Sleep may trigger rhythmic power washing in the brain
Waves of fresh cerebrospinal fluid could help clean out harmful proteins
Every 20 seconds, a wave of fresh cerebrospinal fluid rolls into the sleeping brain. These slow, rhythmic blasts, described for the first time in the Nov. 1 Science, may help explain why sleep is so important for brain health.
Studies on animals have shown that the fluid, called CSF, can wash harmful proteins, including those implicated in Alzheimer’s disease, out of the brain. The new results give heft to the idea that a similar power wash happens in sleeping people.

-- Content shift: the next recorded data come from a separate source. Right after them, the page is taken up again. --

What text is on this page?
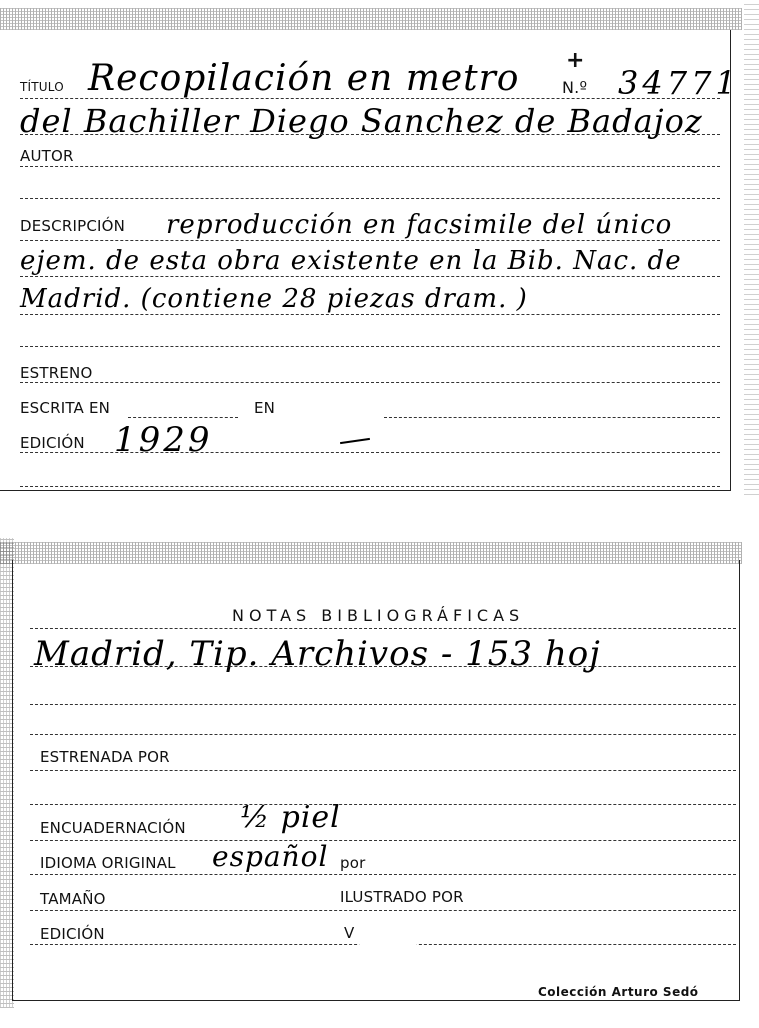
TÍTULO Recopilación en metro +
N.º 34771
del Bachiller Diego Sanchez de Badajoz
AUTOR
DESCRIPCIÓN reproducción en facsimile del único
ejem. de esta obra existente en la Bib. Nac. de
Madrid. (contiene 28 piezas dram. )
ESTRENO
ESCRITA EN	EN
EDICIÓN 1929
NOTAS BIBLIOGRÁFICAS
Madrid, Tip. Archivos - 153 hoj
ESTRENADA POR
ENCUADERNACIÓN ½ piel
IDIOMA ORIGINAL español por
TAMAÑO	ILUSTRADO POR
EDICIÓN	V
Colección Arturo Sedó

Researchers studied 13 healthy, young people in an MRI scanner as they fell into non-REM sleep, the type of slumber that takes up most of the night. At the same time, the scientists monitored different sorts of activity in participants’ heads. Electrodes measured the activity of large collections of nerve cells, and functional MRI measured the presence of oxygenated blood that gives energy to those nerve cells. By using a form of rapid fMRI, the team also measured another type of activity — the movements of CSF in the brain.
Fast fMRI revealed waves of fresh CSF that flowed rhythmically into the sleeping brains, a pattern that was obvious — and big, says study coauthor Laura Lewis, a neuroscientist and engineer at Boston University. “I’ve never had something jump out at me to this degree,” she says. “It was very striking.”
Awake people have small, gentle waves of CSF that are largely linked to breathing patterns. In contrast, the sleep waves were tsunamis. “The waves we saw during sleep were much, much larger, and higher velocity,” Lewis says.